This is an example of a configurable neural network.
The dataset I've tested is the popular MNIST digits dataset.
By configurable I mean that you can set how many hidden layers the model should have and specify the amount of nodes on each layer.
The sigmoid is the activation function.

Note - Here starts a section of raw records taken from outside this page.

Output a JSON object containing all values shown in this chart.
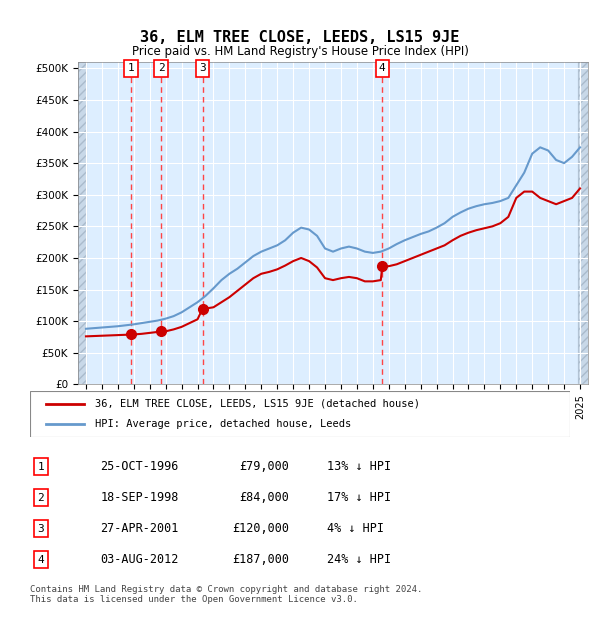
{
  "title": "36, ELM TREE CLOSE, LEEDS, LS15 9JE",
  "subtitle": "Price paid vs. HM Land Registry's House Price Index (HPI)",
  "footer": "Contains HM Land Registry data © Crown copyright and database right 2024.\nThis data is licensed under the Open Government Licence v3.0.",
  "legend_line1": "36, ELM TREE CLOSE, LEEDS, LS15 9JE (detached house)",
  "legend_line2": "HPI: Average price, detached house, Leeds",
  "hpi_color": "#6699cc",
  "price_color": "#cc0000",
  "sale_marker_color": "#cc0000",
  "vline_color": "#ff4444",
  "background_color": "#ddeeff",
  "hatch_color": "#bbccdd",
  "ylim": [
    0,
    510000
  ],
  "yticks": [
    0,
    50000,
    100000,
    150000,
    200000,
    250000,
    300000,
    350000,
    400000,
    450000,
    500000
  ],
  "xlim_start": 1993.5,
  "xlim_end": 2025.5,
  "sales": [
    {
      "label": "1",
      "date": "25-OCT-1996",
      "price": 79000,
      "year": 1996.82,
      "pct": "13%",
      "dir": "↓"
    },
    {
      "label": "2",
      "date": "18-SEP-1998",
      "price": 84000,
      "year": 1998.71,
      "pct": "17%",
      "dir": "↓"
    },
    {
      "label": "3",
      "date": "27-APR-2001",
      "price": 120000,
      "year": 2001.32,
      "pct": "4%",
      "dir": "↓"
    },
    {
      "label": "4",
      "date": "03-AUG-2012",
      "price": 187000,
      "year": 2012.59,
      "pct": "24%",
      "dir": "↓"
    }
  ],
  "hpi_years": [
    1994,
    1994.5,
    1995,
    1995.5,
    1996,
    1996.5,
    1997,
    1997.5,
    1998,
    1998.5,
    1999,
    1999.5,
    2000,
    2000.5,
    2001,
    2001.5,
    2002,
    2002.5,
    2003,
    2003.5,
    2004,
    2004.5,
    2005,
    2005.5,
    2006,
    2006.5,
    2007,
    2007.5,
    2008,
    2008.5,
    2009,
    2009.5,
    2010,
    2010.5,
    2011,
    2011.5,
    2012,
    2012.5,
    2013,
    2013.5,
    2014,
    2014.5,
    2015,
    2015.5,
    2016,
    2016.5,
    2017,
    2017.5,
    2018,
    2018.5,
    2019,
    2019.5,
    2020,
    2020.5,
    2021,
    2021.5,
    2022,
    2022.5,
    2023,
    2023.5,
    2024,
    2024.5,
    2025
  ],
  "hpi_values": [
    88000,
    89000,
    90000,
    91000,
    92000,
    93500,
    95000,
    97000,
    99000,
    101000,
    104000,
    108000,
    114000,
    122000,
    130000,
    140000,
    152000,
    165000,
    175000,
    183000,
    193000,
    203000,
    210000,
    215000,
    220000,
    228000,
    240000,
    248000,
    245000,
    235000,
    215000,
    210000,
    215000,
    218000,
    215000,
    210000,
    208000,
    210000,
    215000,
    222000,
    228000,
    233000,
    238000,
    242000,
    248000,
    255000,
    265000,
    272000,
    278000,
    282000,
    285000,
    287000,
    290000,
    295000,
    315000,
    335000,
    365000,
    375000,
    370000,
    355000,
    350000,
    360000,
    375000
  ],
  "price_years": [
    1994,
    1994.5,
    1995,
    1995.5,
    1996,
    1996.5,
    1996.82,
    1997,
    1997.5,
    1998,
    1998.5,
    1998.71,
    1999,
    1999.5,
    2000,
    2000.5,
    2001,
    2001.32,
    2001.5,
    2002,
    2002.5,
    2003,
    2003.5,
    2004,
    2004.5,
    2005,
    2005.5,
    2006,
    2006.5,
    2007,
    2007.5,
    2008,
    2008.5,
    2009,
    2009.5,
    2010,
    2010.5,
    2011,
    2011.5,
    2012,
    2012.5,
    2012.59,
    2013,
    2013.5,
    2014,
    2014.5,
    2015,
    2015.5,
    2016,
    2016.5,
    2017,
    2017.5,
    2018,
    2018.5,
    2019,
    2019.5,
    2020,
    2020.5,
    2021,
    2021.5,
    2022,
    2022.5,
    2023,
    2023.5,
    2024,
    2024.5,
    2025
  ],
  "price_values": [
    76000,
    76500,
    77000,
    77500,
    78000,
    78500,
    79000,
    79000,
    80000,
    81500,
    83000,
    84000,
    84000,
    87000,
    91000,
    97000,
    103000,
    120000,
    120000,
    122000,
    130000,
    138000,
    148000,
    158000,
    168000,
    175000,
    178000,
    182000,
    188000,
    195000,
    200000,
    195000,
    185000,
    168000,
    165000,
    168000,
    170000,
    168000,
    163000,
    163000,
    165000,
    187000,
    187000,
    190000,
    195000,
    200000,
    205000,
    210000,
    215000,
    220000,
    228000,
    235000,
    240000,
    244000,
    247000,
    250000,
    255000,
    265000,
    295000,
    305000,
    305000,
    295000,
    290000,
    285000,
    290000,
    295000,
    310000
  ]
}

I will implement ReLU in a future repository.
Right now, I haven't found that much of an improvement by incorporating more than one hidden layer.
I also observed that the number of layers should thin out, otherwise it wont train that well.
For a 784 - 50 - 20 - 10
neural net I've got 95.13% accuracy at 7 epochs, while a 784 - 500 - 10
gets a 97.32% at 5 epochs (the 700 - 300 - 10
neural network here has better performance).
Both used the sigmoid.
Performance of the 784 - 50 - 20 - 10, lr = 0.01
neural network by epochs.
Performance of the 784 - 500 - 10, lr = 0.12
neural network by epochs.
I've also included a pytorch version which starts to gain significant speed as we increase the number of weights.
For a 784 - 500 - 10 neural network, one epoch:
- CPU time 1m 7s (AMD Ryzen 5 3600G)
- GPU time 40s (RTX 3060)
Considering scaling on larger datasets, a GPU definitely is worth using.